At the Canadian Union of Public Employees (CUPE) National Convention in Montreal in October, one of the environmental resolutions approved by delegates was a call for a ban on single-use plastics , according to Notes from the Floor . (Online access to the Resolutions is restricted to CUPE members) .
In April 2019, the Association of Postal Officials of Canada, the Canadian Postmasters and Assistants Association, the Canadian Union of Postal Workers, and the Union of Postal Communications Employees reached a formal agreement with Canada Post to collaborate to reduce Canada Post’s environmental footprint. The initial focus of activities will be towards reducing greenhouse gas emissions, waste and single-use disposable plastics from Canada Post operations. In early 2020, the parties will publish an action plan for 2020-2022 , with agreed- upon targets for 2020-2030.

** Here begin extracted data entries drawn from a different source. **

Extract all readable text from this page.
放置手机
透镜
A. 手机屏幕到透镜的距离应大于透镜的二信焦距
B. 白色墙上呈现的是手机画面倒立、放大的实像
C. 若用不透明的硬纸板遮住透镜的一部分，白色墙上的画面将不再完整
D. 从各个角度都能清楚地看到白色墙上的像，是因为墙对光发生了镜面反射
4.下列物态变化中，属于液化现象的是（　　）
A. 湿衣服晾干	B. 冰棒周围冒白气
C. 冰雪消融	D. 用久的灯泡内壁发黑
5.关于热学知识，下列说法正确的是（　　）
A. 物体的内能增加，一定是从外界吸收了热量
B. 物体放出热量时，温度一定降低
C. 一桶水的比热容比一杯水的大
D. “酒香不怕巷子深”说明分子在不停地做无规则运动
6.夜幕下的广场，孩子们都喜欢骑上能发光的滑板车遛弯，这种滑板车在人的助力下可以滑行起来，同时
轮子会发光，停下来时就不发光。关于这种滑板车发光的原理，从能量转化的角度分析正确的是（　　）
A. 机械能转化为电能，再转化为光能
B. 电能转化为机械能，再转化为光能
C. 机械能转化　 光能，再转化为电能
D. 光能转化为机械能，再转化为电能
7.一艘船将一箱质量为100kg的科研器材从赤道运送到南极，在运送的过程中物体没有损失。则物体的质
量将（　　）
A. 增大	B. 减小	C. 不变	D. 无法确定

Canada’s Circular Economy Leadership Council published a Policy Brief in the winter 2019 – with recommendations for government action. The Council includes advocacy groups such as IISD and the National Zero Waste Council, as well as corporations including Unilever, Walmart, Canadian Tire, and IKEA.
In February 2019, the Sustainable Prosperity Institute released A Vision for a Circular Economy for Plastics in Canada: The Benefits of Plastics Without the Waste and How We Get it Right.